From Joe Sacco's stark images of the Somme to overheard mobile phone chat and travels with grandma, it's been a vintage year for comics and graphic novels
Another bumper year for graphic novels, which leaves me with only one problem: where to begin? Well, let's see. My comic book of the year, by a mile, is Rutu Modan's The Property (Cape), in which Mica Segal, a young Israeli woman, travels to Warsaw with her irascible grandmother to help her reclaim the apartment building she and her family were forced to give up in 1940. What happens next is… complicated. This, believe me, has everything you could possibly want in a comic: great pictures, a multilayered story, mystery, sharp wit. For the perfect Christmas package you could parcel it up with Modan's earlier graphic novel, Exit Wounds (set in Israel), or with Jerusalem: Chronicles from the Holy City, Guy Delisle's superb book of reportage from that city.
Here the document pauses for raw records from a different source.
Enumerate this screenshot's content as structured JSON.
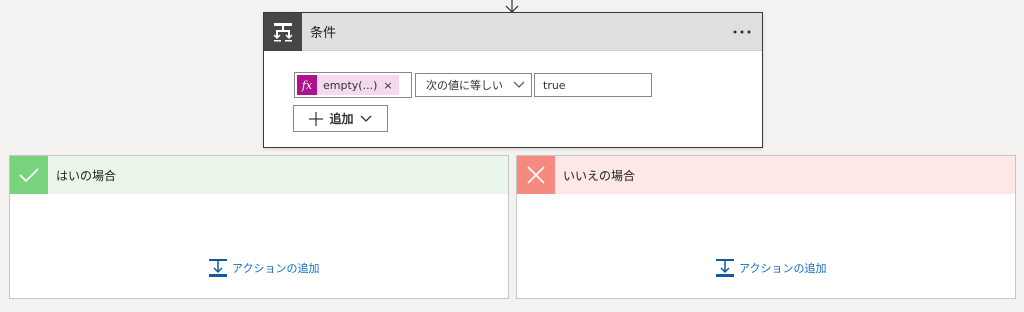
{
  "condition": {
    "title": "条件",
    "more_icon": "more-horizontal-icon",
    "expression": {
      "token_label": "empty(...)",
      "token_close": "×",
      "token_color": "#ae128e",
      "operator": "次の値に等しい",
      "value": "true"
    },
    "add_button_label": "追加"
  },
  "branches": {
    "yes": {
      "title": "はいの場合",
      "add_action_label": "アクションの追加",
      "accent_color": "#79d37d"
    },
    "no": {
      "title": "いいえの場合",
      "add_action_label": "アクションの追加",
      "accent_color": "#f78a80"
    }
  }
}
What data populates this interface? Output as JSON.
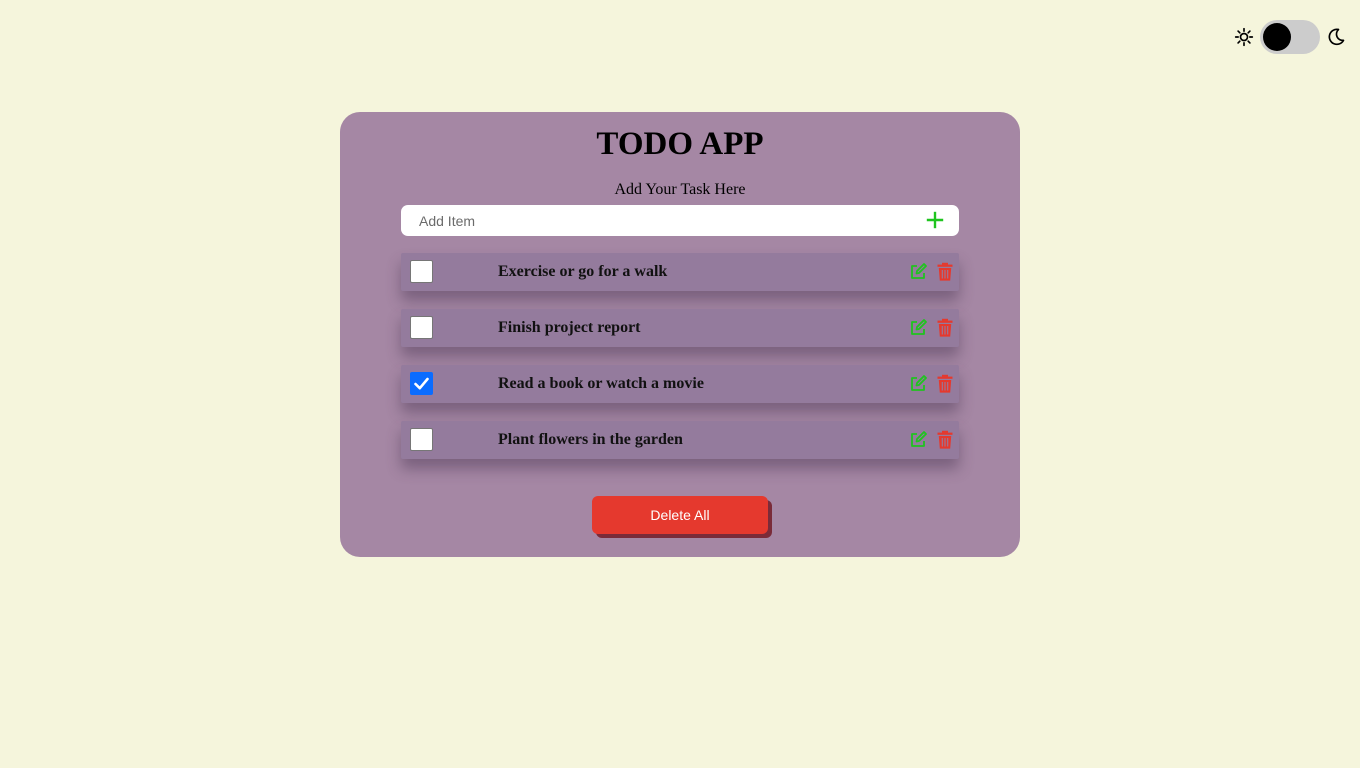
{
  "header": {
    "sun_icon": "sun-icon",
    "moon_icon": "moon-icon",
    "theme_toggle_state": "light"
  },
  "app": {
    "title": "TODO APP",
    "subtitle": "Add Your Task Here",
    "input_placeholder": "Add Item",
    "input_value": "",
    "add_icon": "plus-icon",
    "delete_all_label": "Delete All"
  },
  "tasks": [
    {
      "text": "Exercise or go for a walk",
      "completed": false
    },
    {
      "text": "Finish project report",
      "completed": false
    },
    {
      "text": "Read a book or watch a movie",
      "completed": true
    },
    {
      "text": "Plant flowers in the garden",
      "completed": false
    }
  ],
  "colors": {
    "page_background": "#f5f5dc",
    "card_background": "#a587a4",
    "task_background": "#947b9d",
    "accent_green": "#1fc41f",
    "danger_red": "#e5392e",
    "checkbox_checked": "#0a6cff"
  }
}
Also stunning is Joe Sacco's The Great War (Cape), a vast (and already bestselling) panorama of the first day of the battle of the Somme. This is a stark, uncompromising book, so much destruction and misery reduced to just 24 plates, the helmets of the massed ranks of the infantry coming to resemble (as I said in my review) the counters in a particularly heinous game of tiddlywinks. But it's a breathtaking achievement too, its beauty and power lying in its attention to detail, the way it forces the reader to look, and look again, at every aspect of the logistics of battle, from horses to trenches to foot soldiers to officers. I'm pretty sure it's already on many Christmas wish lists. But if it isn't on yours, add it right now: this is a real keeper of a book, the kind you need to own, the better that you might return to it again and again.